Un joven general con espesas patillas rojizas, se apresuró respetuosamente a interrumpir al enfermo con voz un tanto quebrada por encontrados sentimientos:

--Un grupo de viles amargados no son toda Colombia, Excelencia. Usted sabe cuánto amor y cuánta gratitud le guardamos los colombianos por lo que ha hecho por nosotros.

--Sí-- contestó Bolívar con un aire todavía un tanto absorto--, tal vez tenga razón, Carreño, pero ninguno de esos que menciona estaban a mi salida de Bogotá, ni cuando pasamos por Mariquita.

Se me escapó el sentido de sus palabras, pero noté en los presentes una súbita expresión de verguenza y molestia casi física.

Tornó Bolívar a dirigirse a mí con renovado interés:

--Y ahora que sabe que por acá todo ha terminado, ¿qué piensa usted hacer, coronel?
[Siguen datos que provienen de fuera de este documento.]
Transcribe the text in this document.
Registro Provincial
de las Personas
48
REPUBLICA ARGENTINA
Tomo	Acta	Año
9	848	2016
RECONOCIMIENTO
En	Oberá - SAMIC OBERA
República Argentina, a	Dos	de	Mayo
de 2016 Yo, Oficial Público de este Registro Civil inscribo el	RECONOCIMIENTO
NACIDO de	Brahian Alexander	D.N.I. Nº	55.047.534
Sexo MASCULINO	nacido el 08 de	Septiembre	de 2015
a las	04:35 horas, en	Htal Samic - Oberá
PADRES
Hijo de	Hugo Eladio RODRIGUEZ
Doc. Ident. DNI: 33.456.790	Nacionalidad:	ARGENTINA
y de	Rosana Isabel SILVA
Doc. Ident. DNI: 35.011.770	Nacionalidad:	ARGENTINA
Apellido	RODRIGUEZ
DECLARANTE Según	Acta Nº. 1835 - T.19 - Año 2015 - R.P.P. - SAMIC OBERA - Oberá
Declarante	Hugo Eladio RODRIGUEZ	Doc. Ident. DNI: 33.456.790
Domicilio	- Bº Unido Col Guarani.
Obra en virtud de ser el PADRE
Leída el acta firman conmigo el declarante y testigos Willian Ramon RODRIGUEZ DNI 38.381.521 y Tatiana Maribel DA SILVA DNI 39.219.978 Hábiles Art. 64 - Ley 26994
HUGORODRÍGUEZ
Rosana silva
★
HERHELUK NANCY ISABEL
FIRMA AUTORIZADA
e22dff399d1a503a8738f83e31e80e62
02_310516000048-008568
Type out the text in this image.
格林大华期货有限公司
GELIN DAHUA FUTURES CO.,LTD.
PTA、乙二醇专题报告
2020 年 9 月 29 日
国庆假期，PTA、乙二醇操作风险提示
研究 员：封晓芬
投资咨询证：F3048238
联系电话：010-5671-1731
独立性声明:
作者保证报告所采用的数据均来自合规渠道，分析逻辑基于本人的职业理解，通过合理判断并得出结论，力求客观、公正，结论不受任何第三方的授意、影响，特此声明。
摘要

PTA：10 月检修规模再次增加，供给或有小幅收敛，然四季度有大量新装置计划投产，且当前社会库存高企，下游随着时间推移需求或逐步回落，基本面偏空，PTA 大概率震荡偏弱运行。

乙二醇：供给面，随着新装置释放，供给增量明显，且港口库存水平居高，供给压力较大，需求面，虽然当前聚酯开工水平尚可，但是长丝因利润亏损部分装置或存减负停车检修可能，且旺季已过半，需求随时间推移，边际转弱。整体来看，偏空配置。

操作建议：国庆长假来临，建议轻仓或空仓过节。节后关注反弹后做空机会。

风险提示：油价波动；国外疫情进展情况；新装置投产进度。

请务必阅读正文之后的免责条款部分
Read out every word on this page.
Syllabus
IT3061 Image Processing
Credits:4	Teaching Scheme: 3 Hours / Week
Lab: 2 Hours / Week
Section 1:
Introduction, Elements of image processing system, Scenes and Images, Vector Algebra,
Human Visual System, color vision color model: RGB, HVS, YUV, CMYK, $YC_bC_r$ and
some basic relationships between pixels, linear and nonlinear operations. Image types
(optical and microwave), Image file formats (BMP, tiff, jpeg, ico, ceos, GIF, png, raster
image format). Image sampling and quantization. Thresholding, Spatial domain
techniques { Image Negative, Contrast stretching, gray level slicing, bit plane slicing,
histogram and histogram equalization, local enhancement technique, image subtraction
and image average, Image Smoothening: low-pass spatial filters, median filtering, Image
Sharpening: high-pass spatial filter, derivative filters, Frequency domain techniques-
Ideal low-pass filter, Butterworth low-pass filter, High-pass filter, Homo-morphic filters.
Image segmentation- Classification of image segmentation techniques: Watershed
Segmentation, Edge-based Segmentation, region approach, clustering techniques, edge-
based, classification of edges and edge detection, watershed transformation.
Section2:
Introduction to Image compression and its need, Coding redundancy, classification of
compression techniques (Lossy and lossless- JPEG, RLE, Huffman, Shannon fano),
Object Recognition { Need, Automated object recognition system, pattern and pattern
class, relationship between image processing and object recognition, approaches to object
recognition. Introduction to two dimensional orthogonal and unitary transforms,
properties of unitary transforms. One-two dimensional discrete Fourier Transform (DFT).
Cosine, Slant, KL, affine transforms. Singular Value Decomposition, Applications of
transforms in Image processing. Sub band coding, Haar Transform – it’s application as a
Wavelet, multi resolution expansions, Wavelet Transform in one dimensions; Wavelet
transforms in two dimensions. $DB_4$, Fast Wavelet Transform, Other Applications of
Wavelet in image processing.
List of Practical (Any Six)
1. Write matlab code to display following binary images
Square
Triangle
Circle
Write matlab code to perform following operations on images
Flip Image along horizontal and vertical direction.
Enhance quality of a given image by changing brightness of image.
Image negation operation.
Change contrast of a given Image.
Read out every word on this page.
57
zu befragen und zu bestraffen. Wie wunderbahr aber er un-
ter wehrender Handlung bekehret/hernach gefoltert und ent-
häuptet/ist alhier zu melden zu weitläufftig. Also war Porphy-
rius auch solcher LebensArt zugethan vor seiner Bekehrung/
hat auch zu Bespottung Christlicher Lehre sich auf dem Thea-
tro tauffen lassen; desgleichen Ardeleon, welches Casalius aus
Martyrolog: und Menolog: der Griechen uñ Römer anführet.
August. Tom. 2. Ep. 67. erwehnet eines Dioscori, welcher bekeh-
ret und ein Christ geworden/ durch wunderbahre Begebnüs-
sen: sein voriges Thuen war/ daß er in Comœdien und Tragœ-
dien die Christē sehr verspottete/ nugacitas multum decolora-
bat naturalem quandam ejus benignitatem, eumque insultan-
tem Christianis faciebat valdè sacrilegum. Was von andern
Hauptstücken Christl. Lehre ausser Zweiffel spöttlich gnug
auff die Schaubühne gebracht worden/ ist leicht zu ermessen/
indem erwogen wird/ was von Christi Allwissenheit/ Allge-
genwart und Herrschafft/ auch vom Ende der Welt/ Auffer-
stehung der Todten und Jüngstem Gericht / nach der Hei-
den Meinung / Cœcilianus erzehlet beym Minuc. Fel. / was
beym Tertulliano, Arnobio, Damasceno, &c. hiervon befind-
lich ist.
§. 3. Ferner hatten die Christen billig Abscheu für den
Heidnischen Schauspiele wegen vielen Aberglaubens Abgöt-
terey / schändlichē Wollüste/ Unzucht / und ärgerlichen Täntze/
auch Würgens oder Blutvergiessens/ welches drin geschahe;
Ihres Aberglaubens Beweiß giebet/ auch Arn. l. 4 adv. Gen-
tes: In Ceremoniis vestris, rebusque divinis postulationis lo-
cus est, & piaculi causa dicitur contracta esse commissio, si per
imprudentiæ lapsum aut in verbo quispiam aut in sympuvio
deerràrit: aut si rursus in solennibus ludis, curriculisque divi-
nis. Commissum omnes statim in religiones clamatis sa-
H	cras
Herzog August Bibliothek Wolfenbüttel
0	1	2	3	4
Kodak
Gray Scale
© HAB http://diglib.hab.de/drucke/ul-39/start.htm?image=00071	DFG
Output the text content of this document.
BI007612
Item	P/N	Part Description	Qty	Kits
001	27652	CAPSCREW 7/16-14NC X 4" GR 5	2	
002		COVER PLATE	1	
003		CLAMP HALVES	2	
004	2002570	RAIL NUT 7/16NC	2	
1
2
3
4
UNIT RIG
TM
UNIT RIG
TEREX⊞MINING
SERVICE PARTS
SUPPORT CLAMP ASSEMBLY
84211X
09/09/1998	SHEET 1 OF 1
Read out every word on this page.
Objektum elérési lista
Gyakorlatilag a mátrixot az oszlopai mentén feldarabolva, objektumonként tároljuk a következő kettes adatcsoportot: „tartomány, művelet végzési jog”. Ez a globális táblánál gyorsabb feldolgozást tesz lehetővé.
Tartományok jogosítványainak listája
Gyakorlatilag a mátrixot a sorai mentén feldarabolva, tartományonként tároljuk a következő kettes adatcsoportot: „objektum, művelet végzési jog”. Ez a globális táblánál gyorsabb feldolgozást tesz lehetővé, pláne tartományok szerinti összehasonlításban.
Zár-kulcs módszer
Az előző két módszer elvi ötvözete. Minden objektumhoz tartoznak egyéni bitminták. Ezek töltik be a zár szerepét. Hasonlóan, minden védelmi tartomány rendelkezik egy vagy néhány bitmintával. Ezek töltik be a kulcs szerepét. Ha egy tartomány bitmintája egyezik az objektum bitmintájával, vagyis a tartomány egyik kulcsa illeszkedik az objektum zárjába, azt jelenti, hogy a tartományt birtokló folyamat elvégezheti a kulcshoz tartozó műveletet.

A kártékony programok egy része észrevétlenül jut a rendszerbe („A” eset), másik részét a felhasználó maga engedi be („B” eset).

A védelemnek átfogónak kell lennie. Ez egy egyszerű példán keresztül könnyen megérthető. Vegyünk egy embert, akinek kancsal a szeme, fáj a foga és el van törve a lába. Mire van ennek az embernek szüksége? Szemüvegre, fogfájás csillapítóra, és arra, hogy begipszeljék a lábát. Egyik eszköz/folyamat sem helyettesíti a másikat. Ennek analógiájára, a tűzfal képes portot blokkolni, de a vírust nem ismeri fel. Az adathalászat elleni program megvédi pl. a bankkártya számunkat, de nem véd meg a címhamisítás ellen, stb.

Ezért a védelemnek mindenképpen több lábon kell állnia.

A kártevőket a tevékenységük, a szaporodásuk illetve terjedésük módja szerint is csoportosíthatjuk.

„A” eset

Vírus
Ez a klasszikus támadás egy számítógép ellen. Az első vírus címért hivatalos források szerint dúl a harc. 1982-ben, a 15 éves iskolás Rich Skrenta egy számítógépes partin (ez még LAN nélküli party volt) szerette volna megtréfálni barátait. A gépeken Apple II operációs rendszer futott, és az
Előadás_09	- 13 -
--Regresar a Europa--respondí-- lo más pronto posible. Debo poner orden en los asuntos de mi familia y ver de salvar, así sea en parte, mi escaso patrimonio.


--Tal vez viajemos juntos--me dijo, mirando también al capitán.

Este explicó al enfermo que por ahora tendría que navegar hasta La Guajira y que, de allí, regresaría a Santa Marta para partir hacia Europa. Indicó que sólo hasta su regreso podría recibir nuevos pasajeros. Esto tomaría dos o tres meses a lo sumo porque en La Guajira esperaba un cargamento que venía del interior de Venezuela. El capitán manifestó que, al volver a Santa Marta, sería para él un honor contarlo como huésped en la "Shanon" y que, desde ahora, iba a disponer lo necesario para proporcionarle las comodidades que exigía su estado de salud.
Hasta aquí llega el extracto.